Possiamo ora dire ufficialmente che abbiamo due settimane per invertire la rotta e salvare il clima. La speranza di adottare misure efficaci nella lotta contro i cambiamenti climatici sono riposte nella Cop 26, iniziata a Glasgow, in Scozia, con termine per il 12 novembre. A sei anni dal raggiungimento dell’Accordo di Parigi al termine della Cop 21, il mondo è ancora una volta chiamato a tentare di rendere operativi gli obiettivi fissati nel 2015 in Francia.
La Cop 26 rappresenta l’ultima speranza, ha dichiarato il presidente Alok Sharma. “I cambiamenti climatici – ha poi aggiunto – presentano indicatori in rosso. Se non agiamo ora e insieme, non potremo proteggere il nostro prezioso Pianeta”.
“L’umanità è di fronte a delle scelte difficili ma chiare – gli ha fatto eco Patricia Espinosa, segretaria esecutiva dell’Unfccc, la Convenzione quadro delle Nazioni Unite sui cambiamenti climatici, che organizza la Cop 26 -. Possiamo riconoscere che continuare come fatto finora non è ragionevole, visto il prezzo devastante che dovremo pagare e perciò decidere di attuare la transizione necessaria.

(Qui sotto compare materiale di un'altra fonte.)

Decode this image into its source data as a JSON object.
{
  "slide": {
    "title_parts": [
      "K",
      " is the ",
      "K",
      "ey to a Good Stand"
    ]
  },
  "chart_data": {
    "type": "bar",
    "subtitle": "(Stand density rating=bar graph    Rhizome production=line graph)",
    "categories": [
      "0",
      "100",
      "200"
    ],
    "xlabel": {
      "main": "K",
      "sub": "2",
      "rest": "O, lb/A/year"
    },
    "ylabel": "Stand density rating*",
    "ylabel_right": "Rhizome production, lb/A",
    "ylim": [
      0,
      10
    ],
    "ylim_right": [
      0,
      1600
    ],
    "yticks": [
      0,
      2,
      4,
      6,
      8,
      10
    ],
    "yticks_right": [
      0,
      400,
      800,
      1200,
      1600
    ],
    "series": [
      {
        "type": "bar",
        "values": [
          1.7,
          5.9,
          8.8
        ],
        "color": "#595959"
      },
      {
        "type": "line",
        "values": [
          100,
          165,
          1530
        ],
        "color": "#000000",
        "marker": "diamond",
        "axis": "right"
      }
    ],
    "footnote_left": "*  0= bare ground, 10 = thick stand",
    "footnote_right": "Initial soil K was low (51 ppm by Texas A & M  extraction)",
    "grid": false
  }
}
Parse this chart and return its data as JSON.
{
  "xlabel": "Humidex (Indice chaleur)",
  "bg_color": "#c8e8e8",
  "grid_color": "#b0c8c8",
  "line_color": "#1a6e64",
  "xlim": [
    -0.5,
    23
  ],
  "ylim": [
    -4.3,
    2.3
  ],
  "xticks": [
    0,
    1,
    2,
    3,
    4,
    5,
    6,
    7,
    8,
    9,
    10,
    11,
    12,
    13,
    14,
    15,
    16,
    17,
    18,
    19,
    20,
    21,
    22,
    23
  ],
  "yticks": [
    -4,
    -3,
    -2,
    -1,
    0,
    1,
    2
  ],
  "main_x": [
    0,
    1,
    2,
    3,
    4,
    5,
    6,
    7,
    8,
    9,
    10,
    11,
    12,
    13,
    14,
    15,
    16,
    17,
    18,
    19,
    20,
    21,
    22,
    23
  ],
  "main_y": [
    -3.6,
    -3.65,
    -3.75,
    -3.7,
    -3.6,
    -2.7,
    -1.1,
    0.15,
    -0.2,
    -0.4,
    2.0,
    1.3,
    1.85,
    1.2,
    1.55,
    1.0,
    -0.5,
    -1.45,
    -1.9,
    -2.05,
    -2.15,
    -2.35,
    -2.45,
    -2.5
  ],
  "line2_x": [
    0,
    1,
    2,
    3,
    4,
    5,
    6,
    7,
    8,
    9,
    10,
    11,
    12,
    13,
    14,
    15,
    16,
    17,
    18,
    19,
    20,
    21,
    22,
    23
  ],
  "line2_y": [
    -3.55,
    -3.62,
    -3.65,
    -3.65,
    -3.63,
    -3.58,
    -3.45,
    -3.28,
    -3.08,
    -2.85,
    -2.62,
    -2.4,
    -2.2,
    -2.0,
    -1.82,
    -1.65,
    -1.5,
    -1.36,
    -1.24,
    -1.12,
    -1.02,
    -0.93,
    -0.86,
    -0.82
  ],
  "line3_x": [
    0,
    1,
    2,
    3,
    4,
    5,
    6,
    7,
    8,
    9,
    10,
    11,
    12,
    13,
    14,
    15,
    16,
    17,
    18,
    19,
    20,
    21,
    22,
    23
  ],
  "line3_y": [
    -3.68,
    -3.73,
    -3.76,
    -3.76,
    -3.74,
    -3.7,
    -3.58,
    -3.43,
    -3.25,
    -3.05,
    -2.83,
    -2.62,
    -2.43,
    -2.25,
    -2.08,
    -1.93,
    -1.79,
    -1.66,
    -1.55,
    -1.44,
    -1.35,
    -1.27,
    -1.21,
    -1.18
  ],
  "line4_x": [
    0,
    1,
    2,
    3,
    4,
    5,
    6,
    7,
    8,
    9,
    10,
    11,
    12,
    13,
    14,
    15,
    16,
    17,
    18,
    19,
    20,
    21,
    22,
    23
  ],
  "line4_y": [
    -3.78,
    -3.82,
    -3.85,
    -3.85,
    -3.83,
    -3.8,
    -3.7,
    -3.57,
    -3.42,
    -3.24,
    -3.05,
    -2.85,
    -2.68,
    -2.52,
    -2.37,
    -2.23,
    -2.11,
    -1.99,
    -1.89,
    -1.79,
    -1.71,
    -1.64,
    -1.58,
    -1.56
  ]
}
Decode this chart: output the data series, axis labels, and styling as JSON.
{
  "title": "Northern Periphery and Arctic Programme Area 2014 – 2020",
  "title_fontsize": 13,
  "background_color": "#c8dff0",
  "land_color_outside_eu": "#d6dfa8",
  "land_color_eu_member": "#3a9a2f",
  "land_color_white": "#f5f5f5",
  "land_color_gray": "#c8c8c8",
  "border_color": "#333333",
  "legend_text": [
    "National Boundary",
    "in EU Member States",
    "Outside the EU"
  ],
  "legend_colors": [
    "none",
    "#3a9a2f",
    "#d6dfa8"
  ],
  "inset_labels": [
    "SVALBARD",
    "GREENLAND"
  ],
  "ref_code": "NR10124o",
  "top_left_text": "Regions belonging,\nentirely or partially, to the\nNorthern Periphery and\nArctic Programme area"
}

Oppure possiamo accettare di essere complici della nostra estinzione”.
Rinviata di un anno a causa della pandemia, la Cop 26 si apre in un contesto geopolitico decisamente diverso rispetto a quello che si respirava alla Cop 21 di Parigi. Le relazioni tra Regno Unito e Stati Uniti da una parte, e Cina e Russia dall’altra, sono più tese. I presidenti Xi Jinping e Putin, non dovrebbero neppure presentarsi alla Cop 26 di Glasgow. “A nostro favore – ha aggiunto Sharma – c’è il fatto che abbiamo una coscienza alla quel rispondere”.
I negoziati preliminari svoltosi nello scorso mese di giugno, avevano mostrato ancora una volta grandi difficoltà nel trovare un accordo internazionale (come confermato d’altra parte dal G20 che si è tenuto a Roma il 30 e il 31 ottobre). “Non posso dire che ci siano stati grandi passi in avanti”, aveva ammesso la stessa Patricia Espinosa. “È necessario – aveva aggiunto – ottenere delle indicazioni a livello politico”. Senza dimenticare la frattura tra nord e sud del mondo: con alcune nazioni – a partire dai piccoli stati insulari del Pacifico, estremamente vulnerabili di fronte ai cambiamenti climatici – che potrebbero non essere neppure in grado di raggiungere Glasgow a causa di difficoltà logistiche e restrizioni legate al coronavirus.
“Le perdite devastanti in termini di vite e mezzi di sussistenza dovute quest’anno a fenomeni meteorologici estremi – ha risposto su questo punto Patricia Espinosa – mostrano quanto sia stato importante convocare la Cop 26 malgrado i problemi legati alla pandemia. Il mondo va verso un aumento della temperatura media globale di 2,7 gradi, mentre dovremmo rimanere a 1,5. È chiaro che siamo in una situazione di crisi e di emergenza, ed è chiaro che dobbiamo fronteggiarla. Così come è chiaro che dobbiamo aiutare i più vulnerabili a farlo”.
A Glasgow ciò che si attende dai governi è dunque, prima di tutto, credibilità. Occorre rendere concreti gli impegni legati ai trasferimenti di denaro dai paesi ricchi a quelli più poveri per consentire a questi ultimi di adattarsi ai cambiamenti climatici: 100 miliardi di dollari all’anno che furono promessi per la prima volta alla Cop 15 di Copenaghen, nel 2009, e che da allora non sono mai stati stanziati per intero.
Tornerà ancora una volta sul tavolo, poi, l’articolo 6 dell’Accordo di Parigi. Ovvero le regole che occorre introdurre per regolamentare un sistema di scambio di quote di emissioni di CO2. Si tratta di un elemento sul quale i governi non sono mai riusciti a trovare un intesa, tanto che di fronte all’impossibilità di trovare un compromesso tra le nazioni, tutto è stato rimandato alla Cop 22 di Marrakech, poi alla Cop 23 di Bonn, quindi alla Cop 24 di Katowice e infine alla Cop 25 di Madrid. Senza mai riuscire a trovare un punto d’incontro.
Infine, occorre adottare un calendario condiviso per permettere di fare il punto sugli obiettivi fissati e i risultati raggiunti. E scegliere metodologie per riportare tali dati in modo uniforme e trasparente. In questo senso, un meccanismo di valutazione dovrebbe essere introdotto già nel 2023. Anche in questo senso, ne va della credibilità stessa dell’Accordo di Parigi e delle nazioni che l’hanno ratificato.